Cuando acabó se tumbó a su lado. Después de coger un poco de aire, se iba a levantar. Pero Draco se lo impidió.
-Es tarde. Así, mañana te asegurarás de que no me quedo dormido- le dijo el chico.
Hermione cogió las sábanas y el edredón y tapó a ambos. Para ambos, era nuevo. Era la primera vez que dormían con alguien con quién se habían acostado. Cada uno se situó al borde de la cama. Como era tan grande, no se tocaban.

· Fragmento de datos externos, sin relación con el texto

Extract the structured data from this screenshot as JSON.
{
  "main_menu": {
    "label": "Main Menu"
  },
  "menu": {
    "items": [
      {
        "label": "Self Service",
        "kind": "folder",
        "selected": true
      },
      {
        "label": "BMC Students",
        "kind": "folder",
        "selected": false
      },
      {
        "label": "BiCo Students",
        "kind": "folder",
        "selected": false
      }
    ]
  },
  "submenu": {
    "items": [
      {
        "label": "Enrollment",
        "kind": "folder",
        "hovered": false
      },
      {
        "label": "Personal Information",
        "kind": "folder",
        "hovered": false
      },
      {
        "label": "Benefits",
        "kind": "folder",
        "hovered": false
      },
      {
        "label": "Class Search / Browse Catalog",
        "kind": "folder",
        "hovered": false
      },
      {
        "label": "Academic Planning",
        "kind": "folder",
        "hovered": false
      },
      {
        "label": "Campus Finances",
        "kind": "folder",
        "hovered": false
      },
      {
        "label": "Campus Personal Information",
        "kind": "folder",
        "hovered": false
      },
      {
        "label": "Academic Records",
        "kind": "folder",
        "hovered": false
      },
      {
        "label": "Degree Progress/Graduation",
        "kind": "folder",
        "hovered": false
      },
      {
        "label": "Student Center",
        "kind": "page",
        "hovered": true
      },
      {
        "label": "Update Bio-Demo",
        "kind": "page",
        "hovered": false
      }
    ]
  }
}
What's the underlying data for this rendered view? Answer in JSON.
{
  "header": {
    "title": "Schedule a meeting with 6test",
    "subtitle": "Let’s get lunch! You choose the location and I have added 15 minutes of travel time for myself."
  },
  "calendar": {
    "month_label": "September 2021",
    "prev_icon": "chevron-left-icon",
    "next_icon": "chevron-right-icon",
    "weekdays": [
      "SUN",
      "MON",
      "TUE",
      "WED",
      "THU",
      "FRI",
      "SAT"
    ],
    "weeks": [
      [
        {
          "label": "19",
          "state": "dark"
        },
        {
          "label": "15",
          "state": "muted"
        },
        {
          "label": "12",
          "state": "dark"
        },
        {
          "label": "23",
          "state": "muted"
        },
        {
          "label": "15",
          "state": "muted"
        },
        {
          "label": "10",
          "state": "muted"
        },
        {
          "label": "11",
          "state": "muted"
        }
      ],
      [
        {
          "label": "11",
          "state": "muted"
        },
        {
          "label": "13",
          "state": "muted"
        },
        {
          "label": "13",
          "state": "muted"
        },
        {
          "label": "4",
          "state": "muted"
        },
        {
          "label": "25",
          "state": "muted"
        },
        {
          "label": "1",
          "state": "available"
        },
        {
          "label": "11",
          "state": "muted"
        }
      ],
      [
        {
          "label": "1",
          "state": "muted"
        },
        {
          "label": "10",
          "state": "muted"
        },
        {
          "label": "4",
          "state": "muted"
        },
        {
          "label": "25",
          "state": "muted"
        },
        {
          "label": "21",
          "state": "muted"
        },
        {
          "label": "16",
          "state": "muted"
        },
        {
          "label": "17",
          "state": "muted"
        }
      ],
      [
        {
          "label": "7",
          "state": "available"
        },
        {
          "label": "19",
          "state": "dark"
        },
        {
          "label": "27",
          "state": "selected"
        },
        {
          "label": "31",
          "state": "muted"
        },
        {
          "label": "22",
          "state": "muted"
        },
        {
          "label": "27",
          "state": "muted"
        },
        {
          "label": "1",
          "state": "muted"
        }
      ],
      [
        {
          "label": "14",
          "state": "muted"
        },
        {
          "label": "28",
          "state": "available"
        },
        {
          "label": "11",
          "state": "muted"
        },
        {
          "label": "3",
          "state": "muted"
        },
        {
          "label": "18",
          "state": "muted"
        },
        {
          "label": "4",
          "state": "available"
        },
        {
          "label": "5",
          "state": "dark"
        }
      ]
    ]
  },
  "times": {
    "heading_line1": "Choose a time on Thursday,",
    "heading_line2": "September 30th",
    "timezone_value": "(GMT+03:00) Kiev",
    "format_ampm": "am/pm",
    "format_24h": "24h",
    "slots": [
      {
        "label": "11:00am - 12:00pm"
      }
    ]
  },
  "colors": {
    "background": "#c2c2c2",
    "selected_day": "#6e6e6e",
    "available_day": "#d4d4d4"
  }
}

Draco se había quedado quieto durante la noche, pero Hermione no. A media noche, se había girado hacia el chico y lo había abrazado. El primero en despertarse había sido el chico, que se sorprendió al notar alguien con él. Pero después de los primeros segundos de confusión, disfrutó del abrazo de la chica. Su calor lo reconfortaba. Le hacía olvidarse de que ya no estaba solo. A pesar de que siempre se dijo que no necesitaba a nadie, tenerla a ella lo reconfortaba. Le acarició la cara, hasta que vio que se despertaba. Se sentó de lado, dándole la espalda y con las piernas colgando.
-Tenemos que ir a clase-dijo Hermione.
Draco se levantó y antes de que entrase al baño, Hermione lo llamó.
- ¡Espera! Déjame revisar la herida.
El chico se dio media vuelta y se aproximó a la chica. Ella se acercó al borde, se sentó sobre sus piernas, mientras él seguía de pie. Le sacó la venda lentamente. A Hermione le costaba concentrarse con el cuerpo del chico. Su cuerpo no estaba especialmente musculado, pero sí fibroso. Su piel era suave y tersa, notaba el calor en sus dedos. Draco intentaba pensar en otra cosa y no volver a meterse en cama con ella.
Draco no quería ir a clase, pero su deseo de destruir a Zabini era más grande. Tenía que seguir fingiendo que de verdad quería aprender, que quería estar ahí. Aunque eran muchos libros los que tenía por revisar, esperaba tener resuelto todo para Navidades.
Con mucha calma, se levantó de la cama mientras Hermione se duchaba. Cuando estuvieron listos, cada uno se apareció en una zona diferente de la Academia. Hermione disfrutaba caminando y se apareció al final de la calle, Draco en la puerta.
Las siguientes clases fueron muy llevaderas, los profesores lo ignoraron totalmente, cosa que realmente agradeció. El único que lo trataba como a uno más, era el profesor Sellers. En clase, sus compañeros no paraban de dirigir malas miradas y no paraban de murmurar cada vez que podían. Pero eso poco le importaba.
Hoy habían quedado en juntar el trabajo. Tanto Draco como Hermione lo habían estado haciendo juntos. Después de cenar, dedicaban una o dos horas. No todo era estudiar, dedicaban gran parte del tiempo a comentar opiniones.